18
votes

I came across this behavior that surprised me in Python 2.6 and 3.2:

>>> xs = dict.fromkeys(range(2), [])
>>> xs
{0: [], 1: []}
>>> xs[0].append(1)
>>> xs
{0: [1], 1: [1]}

However, dict comprehensions in 3.2 show a more polite demeanor:

>>> xs = {i:[] for i in range(2)}
>>> xs
{0: [], 1: []}
>>> xs[0].append(1)
>>> xs
{0: [1], 1: []}
>>> 

Why does fromkeys behave like that?

3
the difference is the same as in [[]]*2 and [[] for _ in range(2)]. - jfs
@J.F.Sebastian I am used to the meaning of [[]]*2 and other gotchas alike. But fromkeys got me by surprise. Maybe is just a question of familiarity...I practically never use the fromkeys method... - joaquin

3 Answers

19
votes

Your Python 2.6 example is equivalent to the following, which may help to clarify:

>>> a = []
>>> xs = dict.fromkeys(range(2), a)

Each entry in the resulting dictionary will have a reference to the same object. The effects of mutating that object will be visible through every dict entry, as you've seen, because it's one object.

>>> xs[0] is a and xs[1] is a
True

Use a dict comprehension, or if you're stuck on Python 2.6 or older and you don't have dictionary comprehensions, you can get the dict comprehension behavior by using dict() with a generator expression:

xs = dict((i, []) for i in range(2))
5
votes

In the first version, you use the same empty list object as the value for both keys, so if you change one, you change the other, too.

Look at this:

>>> empty = []
>>> d = dict.fromkeys(range(2), empty)
>>> d
{0: [], 1: []}
>>> empty.append(1) # same as d[0].append(1) because d[0] references empty!
>>> d
{0: [1], 1: [1]}

In the second version, a new empty list object is created in every iteration of the dict comprehension, so both are independent from each other.

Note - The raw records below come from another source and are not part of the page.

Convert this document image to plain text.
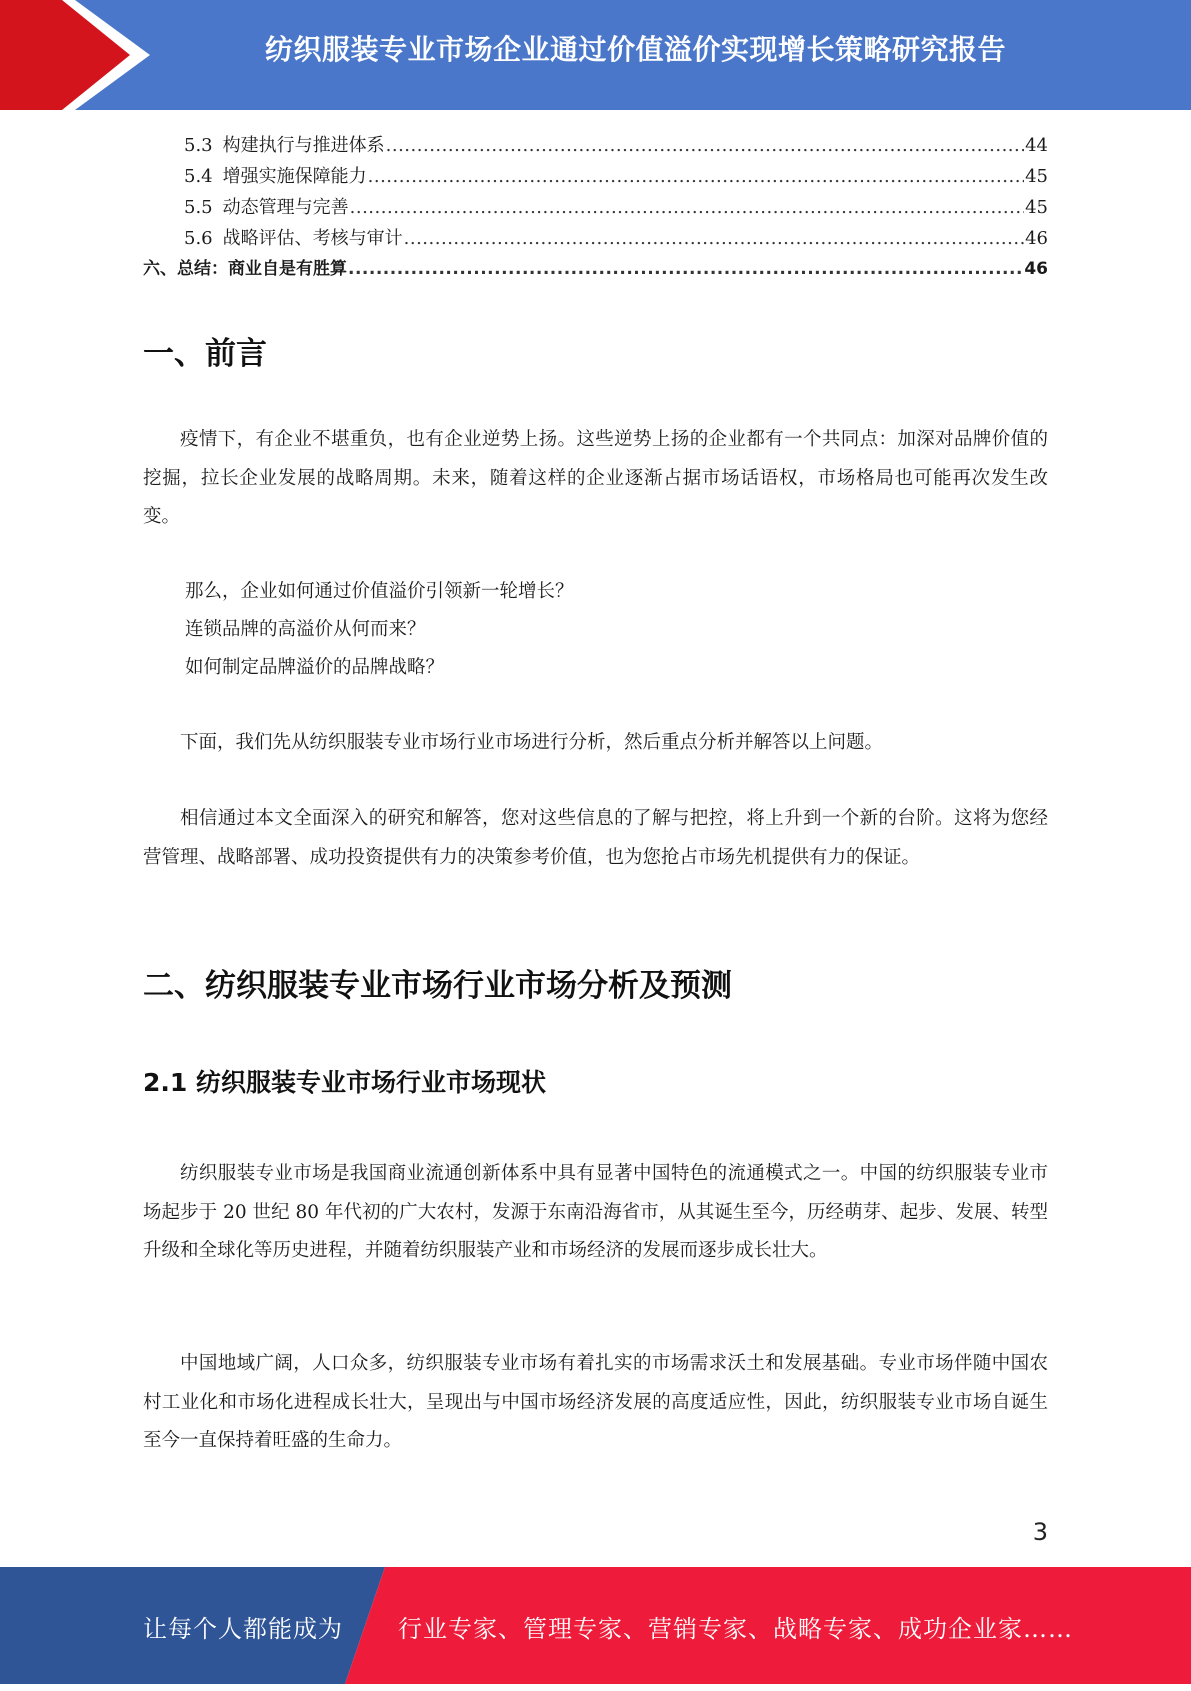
纺织服装专业市场企业通过价值溢价实现增长策略研究报告
5.3 构建执行与推进体系 .....	44
5.4 增强实施保障能力 .....	45
5.5 动态管理与完善 .....	45
5.6 战略评估、考核与审计 .....	46
六、总结：商业自是有胜算 .....	46
一、前言

疫情下，有企业不堪重负，也有企业逆势上扬。这些逆势上扬的企业都有一个共同点：加深对品牌价值的挖掘，拉长企业发展的战略周期。未来，随着这样的企业逐渐占据市场话语权，市场格局也可能再次发生改变。

那么，企业如何通过价值溢价引领新一轮增长？
连锁品牌的高溢价从何而来？
如何制定品牌溢价的品牌战略？

下面，我们先从纺织服装专业市场行业市场进行分析，然后重点分析并解答以上问题。

相信通过本文全面深入的研究和解答，您对这些信息的了解与把控，将上升到一个新的台阶。这将为您经营管理、战略部署、成功投资提供有力的决策参考价值，也为您抢占市场先机提供有力的保证。

二、纺织服装专业市场行业市场分析及预测
2.1 纺织服装专业市场行业市场现状

纺织服装专业市场是我国商业流通创新体系中具有显著中国特色的流通模式之一。中国的纺织服装专业市场起步于 20 世纪 80 年代初的广大农村，发源于东南沿海省市，从其诞生至今，历经萌芽、起步、发展、转型升级和全球化等历史进程，并随着纺织服装产业和市场经济的发展而逐步成长壮大。

中国地域广阔，人口众多，纺织服装专业市场有着扎实的市场需求沃土和发展基础。专业市场伴随中国农村工业化和市场化进程成长壮大，呈现出与中国市场经济发展的高度适应性，因此，纺织服装专业市场自诞生至今一直保持着旺盛的生命力。

3
让每个人都能成为 行业专家、管理专家、营销专家、战略专家、成功企业家……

As to "why" fromkeys() works like that - well, it would be surprising if it didn't work like that. fromkeys(iterable, value) constructs a new dict with keys from iterable that all have the value value. If that value is a mutable object, and you change that object, what else could you reasonably expect to happen?

1
votes

To answer the actual question being asked: fromkeys behaves like that because there is no other reasonable choice. It is not reasonable (or even possible) to have fromkeys decide whether or not your argument is mutable and make new copies every time. In some cases it doesn't make sense, and in others it's just impossible.

The second argument you pass in is therefore just a reference, and is copied as such. An assignment of [] in Python means "a single reference to a new list", not "make a new list every time I access this variable". The alternative would be to pass in a function that generates new instances, which is the functionality that dict comprehensions supply for you.

Here are some options for creating multiple actual copies of a mutable container:

  1. As you mention in the question, dict comprehensions allow you to execute an arbitrary statement for each element:

    d = {k: [] for k in range(2)}
    

    The important thing here is that this is equivalent to putting the assignment k = [] in a for loop. Each iteration creates a new list and assigns it to a value.

  2. Use the form of the dict constructor suggested by @Andrew Clark:

    d = dict((k, []) for k in range(2))
    

    This creates a generator which again makes the assignment of a new list to each key-value pair when it is executed.

  3. Use a collections.defaultdict instead of a regular dict:

    d = collections.defaultdict(list)
    

    This option is a little different from the others. Instead of creating the new list references up front, defaultdict will call list every time you access a key that's not already there. You can there fore add the keys as lazily as you want, which can be very convenient sometimes:

    for k in range(2):
        d[k].append(42)
    

    Since you've set up the factory for new elements, this will actually behave exactly as you expected fromkeys to behave in the original question.

  4. Use dict.setdefault when you access potentially new keys. This does something similar to what defaultdict does, but it has the advantage of being more controlled, in the sense that only the access you want to create new keys actually creates them:

    d = {}
    for k in range(2):
        d.setdefault(k, []).append(42)
    

    The disadvantage is that a new empty list object gets created every time you call the function, even if it never gets assigned to a value. This is not a huge problem, but it could add up if you call it frequently and/or your container is not as simple as list.